The study findings suggest that the Living with Hope Program shows promise in increasing hope in rural women caregivers of persons with advanced cancer after one week compared to baseline scores.
Several hope focused interventions have been found to be effective in fostering hope in other populations such as persons with advanced cancer , recurrent cancer  and newly diagnosed cancer patients . A recent review of intervention studies for caregivers of persons with cancer, however, did not identify any psychosocial hope focused interventions . Thus the Living with Hope Program is unique and may address this gap in knowledge. Changes in the hope score occurred at day 7 and 12 months. Although the sample size was small, there is the possibility that the Living with Hope Program has a short effect and does not have an impact over time. In Herth’s  evaluation of a hope intervention for persons with recurrent cancer, there were significant positive changes in hope and quality of life over time (3, 6 and 12 months). Herth’s intervention consisted of eight two hour hope focused interventions with a skilled health care professional over an eight week time period. This type of intervention would not be feasible for rural caregivers actively caring for persons with advanced cancer at home. Herth’s results, however, suggested that a hope intervention may have longitudinal effects. More research is needed with larger sample sizes and possibly viewing the film more than once and extending the journaling exercise of the Living with Hope Program over time.
The testing of the model suggests that the possible mechanism by which the Living with Hope Program increases hope was through increasing feelings of self –efficacy (confidence in the ability to deal with difficult situations) and decreased feelings of loss and grief. The model also suggested that hope predicted mental health summary scores. This hypothesis was supported in the data. Loss and grief were also predictors of mental health summary scores. The qualitative data from the journals supported this finding, with participants, suggesting that the Living with Hope Program helped them to address their fears and find the positive in their situation. The model representing the mechanisms through which the Living with Hope Program was effective was revised based on these findings.
The model did not include demographic variables and physical health as there were no statistically significant associations found among the demographic variables with the main variables and no significant changes over time in participants’ physical health summary scores. Of concern in this study is the negative relationship of general self-efficacy and hope with physical health summary scores and the positive loss and grief relationship. Two other studies have reported unexplainable relationships with the SF-12 physical health summary scores and other psychological measures [39, 40]. These authors suggest that SF-12 physical health summary scores does not correlate with psychological measures. As a result, these results were not added to the revised model. Future studies should use more valid and reliable quality of life measures.

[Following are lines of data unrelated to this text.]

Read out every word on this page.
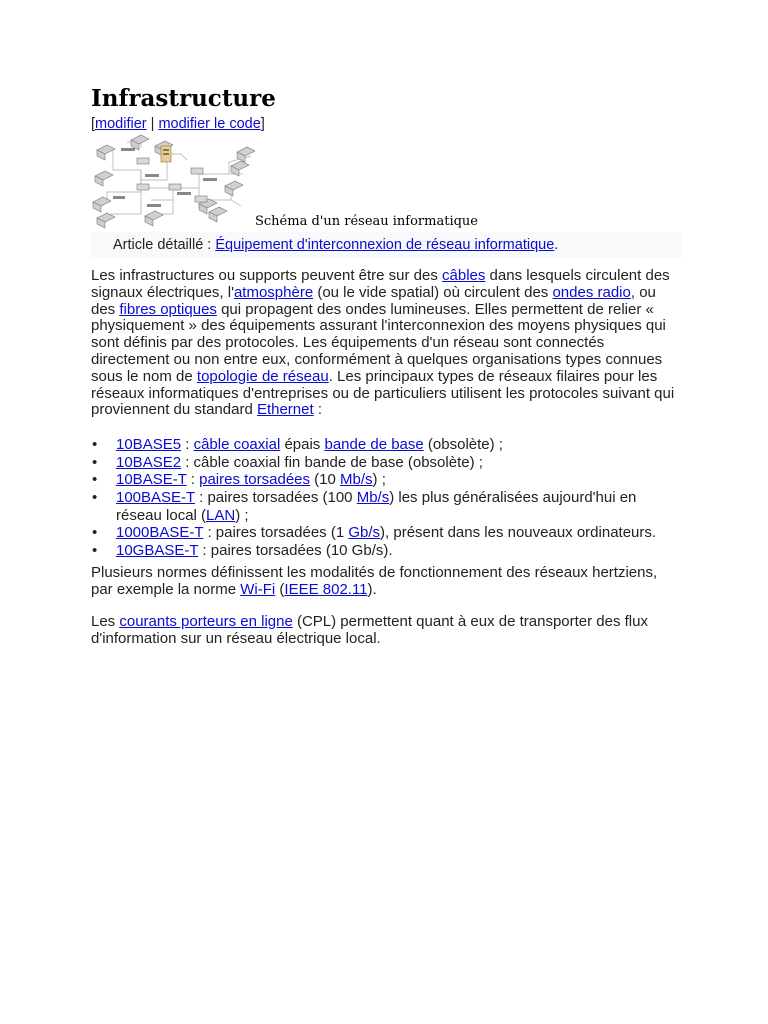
Infrastructure
[modifier | modifier le code]
Schéma d'un réseau informatique
Article détaillé : Équipement d'interconnexion de réseau informatique.

Les infrastructures ou supports peuvent être sur des câbles dans lesquels circulent des signaux électriques, l'atmosphère (ou le vide spatial) où circulent des ondes radio, ou des fibres optiques qui propagent des ondes lumineuses. Elles permettent de relier « physiquement » des équipements assurant l'interconnexion des moyens physiques qui sont définis par des protocoles. Les équipements d'un réseau sont connectés directement ou non entre eux, conformément à quelques organisations types connues sous le nom de topologie de réseau. Les principaux types de réseaux filaires pour les réseaux informatiques d'entreprises ou de particuliers utilisent les protocoles suivant qui proviennent du standard Ethernet :

• 10BASE5 : câble coaxial épais bande de base (obsolète) ;
• 10BASE2 : câble coaxial fin bande de base (obsolète) ;
• 10BASE-T : paires torsadées (10 Mb/s) ;
• 100BASE-T : paires torsadées (100 Mb/s) les plus généralisées aujourd'hui en réseau local (LAN) ;
• 1000BASE-T : paires torsadées (1 Gb/s), présent dans les nouveaux ordinateurs.
• 10GBASE-T : paires torsadées (10 Gb/s).

Plusieurs normes définissent les modalités de fonctionnement des réseaux hertziens, par exemple la norme Wi-Fi (IEEE 802.11).

Les courants porteurs en ligne (CPL) permettent quant à eux de transporter des flux d'information sur un réseau électrique local.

The physical and mental health summary scores clearly indicate the poor physical and mental health of the participants. Although research studies have established the impact of family caregiving on caregivers and rural Canadians have reported poorer health status than their urban counterparts , this is the first study to compare their health to population norms. Physical and mental health scores using the SF-12v2 compared to normative population scores in the United States, suggest that the participants’ physical and mental health were well below population norms (at the 25 percentile or less). These findings underscore the need to monitor the effects of caregiving on rural caregivers’ physical and mental health and for practical support of rural women caregivers of persons with advanced cancer. Fostering their inner resource of hope is only one mechanism to achieve that goal.
There are several limitations to this study that include study design and sample characteristics. A quasi-experimental time series design compares changes, not to a control group, but rather to the participants themselves. As well, it does not involve randomization. The design was chosen based on its suitability to the study purpose and the nature of the population. Harding and Higginson , in a systematic review of interventions in palliative care suggested that interventions should be evaluated using repeated measures from baseline and that ideal randomized controlled trials may be inappropriate. These design recommendations were supported by Grande and Todd  following their review of randomized control trials in palliative care research. Grande and Todd also recommended using mixed method designs (quantitative and qualitative) to improve interpretation of the results.
The small sample size reflected the difficulties in accessing and recruiting potential participants. The findings specific to the low physical and mental health scores of the participants, provide insight as to why recruitment was difficult. In a qualitative study of rural caregivers of family members with advanced disease, the participants described the multiple significant transitions they experienced in caring for their family member . These included significant changes in their own physical and mental health. It is difficult then for rural women caregivers, who were dealing with their own health issues as well as trying to provide the care to their family member with advanced cancer, to take on the burden of participating in a research study. The small sample size does limit the generalizability of the findings. However, in spite of the small sample size, there were significant study results, suggesting that the Living with Hope Program shows promise in increasing feelings of self-efficacy, decreasing loss and grief and increasing hope in this high-risk population.